(1) The definitions
in this subsection apply throughout this section unless the
context clearly requires otherwise.
(a) "Lift team" means hospital employees specially trained
to conduct patient lifts, transfers, and repositioning using
lifting equipment when appropriate.
(b) "Safe patient handling" means the use of engineering
controls, lifting and transfer aids, or assistive devices, by
lift teams or other staff, instead of manual lifting to perform
the acts of lifting, transferring, and repositioning health care
patients and residents.
(c) "Musculoskeletal disorders" means conditions that
involve the nerves, tendons, muscles, and supporting structures
of the body.
(2) By February 1, 2007, each hospital must establish a safe
patient handling committee either by creating a new committee or
assigning the functions of a safe patient handling committee to
an existing committee. The purpose of the committee is to design
and recommend the process for implementing a safe patient
handling program. At least half of the members of the safe
patient handling committee shall be frontline nonmanagerial
employees who provide direct care to patients unless doing so
will adversely affect patient care.
(3) By December 1, 2007, each hospital must establish a safe
patient handling program. As part of this program, a hospital
must:
(a) Implement a safe patient handling policy for all shifts
and units of the hospital. Implementation of the safe patient
handling policy may be phased-in with the acquisition of
equipment under subsection (4) of this section;
(b) Conduct a patient handling hazard assessment. This
assessment should consider such variables as patient-handling
tasks, types of nursing units, patient populations, and the
physical environment of patient care areas;
(c) Develop a process to identify the appropriate use of the
safe patient handling policy based on the patient's physical and
medical condition and the availability of lifting equipment or
lift teams;
(d) Conduct an annual performance evaluation of the program
to determine its effectiveness, with the results of the
evaluation reported to the safe patient handling committee. The
evaluation shall determine the extent to which implementation of
the program has resulted in a reduction in musculoskeletal
disorder claims and days of lost work attributable to
musculoskeletal disorder caused by patient handling, and include
recommendations to increase the program's effectiveness; and
(e) When developing architectural plans for constructing or
remodeling a hospital or a unit of a hospital in which patient
handling and movement occurs, consider the feasibility of
incorporating patient handling equipment or the physical space
and construction design needed to incorporate that equipment at a
later date.
(4) By January 30, 2010, hospitals must complete acquisition
of their choice of: (a) One readily available lift per acute
care unit on the same floor, unless the safe patient handling
committee determines a lift is unnecessary in the unit; (b) one
lift for every ten acute care available inpatient beds; or (c)

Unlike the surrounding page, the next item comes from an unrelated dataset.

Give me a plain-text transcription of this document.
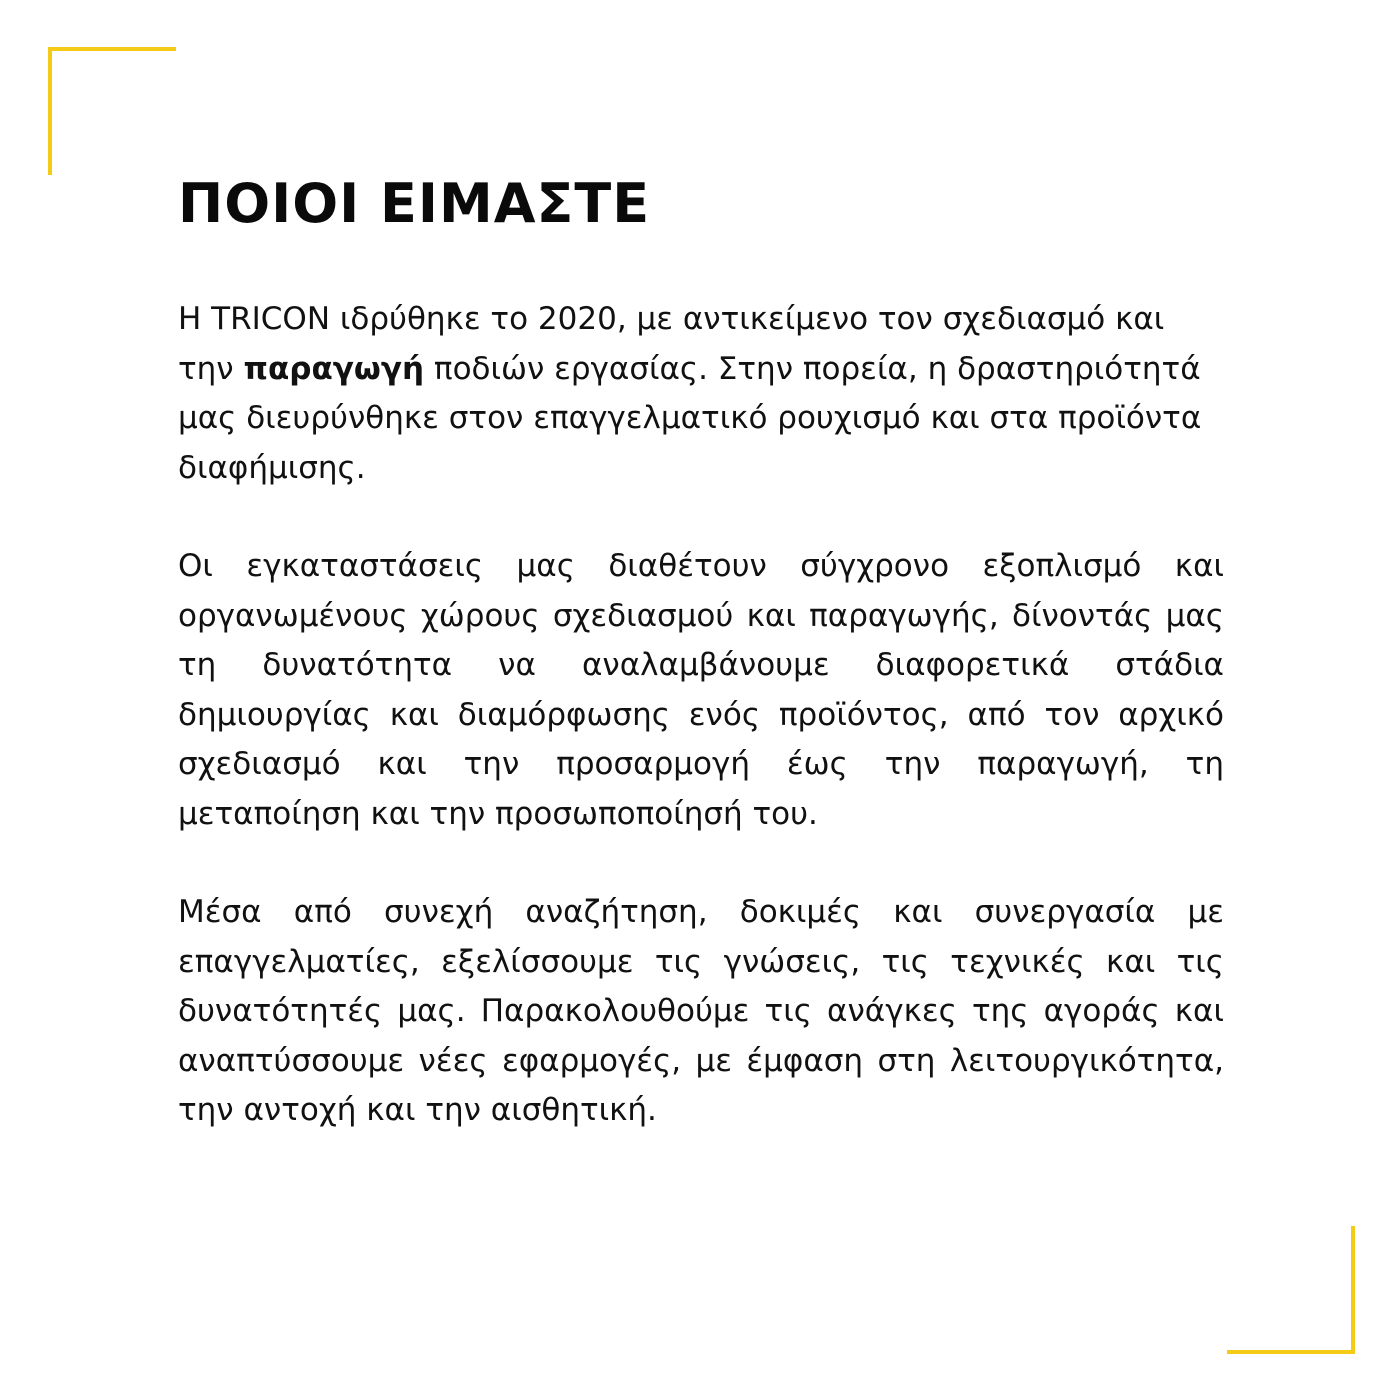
ΠΟΙΟΙ ΕΙΜΑΣΤΕ

Η TRICON ιδρύθηκε το 2020, με αντικείμενο τον σχεδιασμό και την παραγωγή ποδιών εργασίας. Στην πορεία, η δραστηριότητά μας διευρύνθηκε στον επαγγελματικό ρουχισμό και στα προϊόντα διαφήμισης.

Οι εγκαταστάσεις μας διαθέτουν σύγχρονο εξοπλισμό και οργανωμένους χώρους σχεδιασμού και παραγωγής, δίνοντάς μας τη δυνατότητα να αναλαμβάνουμε διαφορετικά στάδια δημιουργίας και διαμόρφωσης ενός προϊόντος, από τον αρχικό σχεδιασμό και την προσαρμογή έως την παραγωγή, τη μεταποίηση και την προσωποποίησή του.

Μέσα από συνεχή αναζήτηση, δοκιμές και συνεργασία με επαγγελματίες, εξελίσσουμε τις γνώσεις, τις τεχνικές και τις δυνατότητές μας. Παρακολουθούμε τις ανάγκες της αγοράς και αναπτύσσουμε νέες εφαρμογές, με έμφαση στη λειτουργικότητα, την αντοχή και την αισθητική.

equipment for use by lift teams. Hospitals must train staff on
policies, equipment, and devices at least annually.
(5) Nothing in this section precludes lift team members from
performing other duties as assigned during their shift.
(6) A hospital shall develop procedures for hospital
employees to refuse to perform or be involved in patient handling
or movement that the hospital employee believes in good faith
will expose a patient or a hospital employee to an unacceptable
risk of injury. A hospital employee who in good faith follows
the procedure developed by the hospital in accordance with this
subsection shall not be the subject of disciplinary action by the
hospital for the refusal to perform or be involved in the patient
handling or movement.
[2006 c 165 § 3.]
NOTES:
Findings -- 2006 c 165: See note following RCW 70.41.390.